As Rowe explained during the shareholders meeting, if Exelon "can move the parts so that Genco revenue and income picks up more than ComEd revenue goes down, that will be really nifty."

Right now, ComEd can't do that under state law. ComEd's current retail price has to be based on Genco's current wholesale price.

But what if ComEd was allowed to sign a long-term contract with sister company Genco? And what if ComEd did so by constantly keeping its eye on maximizing its parent company's income, to paraphrase Rowe?

Let's say ComEd signs an agreement in 2007 with Exelon/Genco to purchase power at a set rate for nine years. But what if market rates decline? With the ongoing construction of natural gas "peaker plants," the national trend toward increased competition in the supply side, and the dramatic progress Genco has made in making its nuclear plants much more cost-efficient, it's more than possible this could happen.

Under Exelon's latest proposal, however, the Illinois Commerce Comission could only look at whether the agreement was "prudent and reasonable" in 2007, not five years down the road when market rates could be much lower.

But what if market rates go up?
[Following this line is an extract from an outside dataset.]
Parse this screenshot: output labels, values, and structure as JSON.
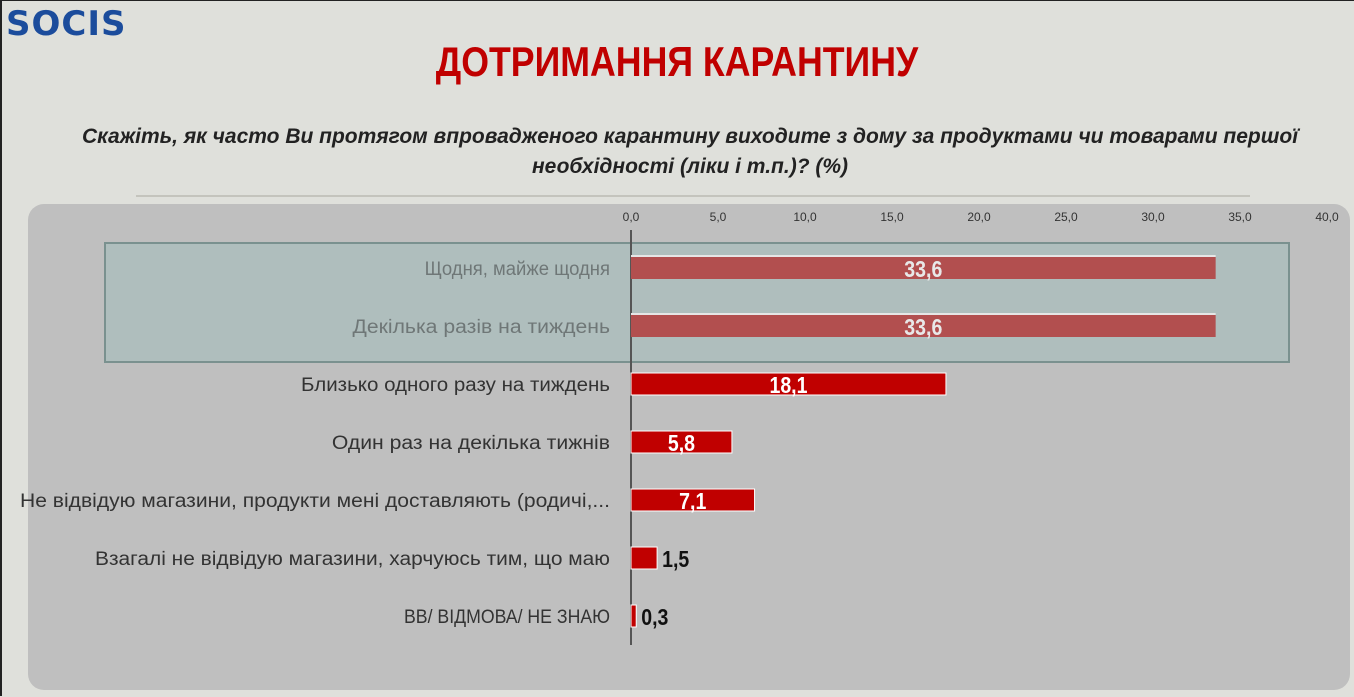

What if some company like Enron games the system again and prices skyrocket? Isn't Exelon then screwed and the consumers happy campers? Good point. In fact, it's the major arguing point that ComEd is basing its case on these days.

Not surprisingly, Chairperson Rowe supplied the answer to that question himself during the August meeting: "We're trying to set up a circumstance where Exelon can be, at attractive prices, the all-requirements supplier for ComEd."

In other words, even if the market price for electricity spikes elsewhere, if Exelon is supplying all, or almost all, of ComEd's power at a pre-set and "attractive" rate designed with a constant eye on Exelon's earnings, it will still make a very tidy profit.

The bottom line is that ComEd is continuing to use the Illinois Power purchase to deflect attention from a major legislative change in the way it is regulated.

What we have here is a very subtle, but highly significant, re-write of the state's utility laws without the usual months-long negotiating process that always accompanies such things. Instead, as I write this, the company hopes to ram its new bill through both the House and Senate in three days this week.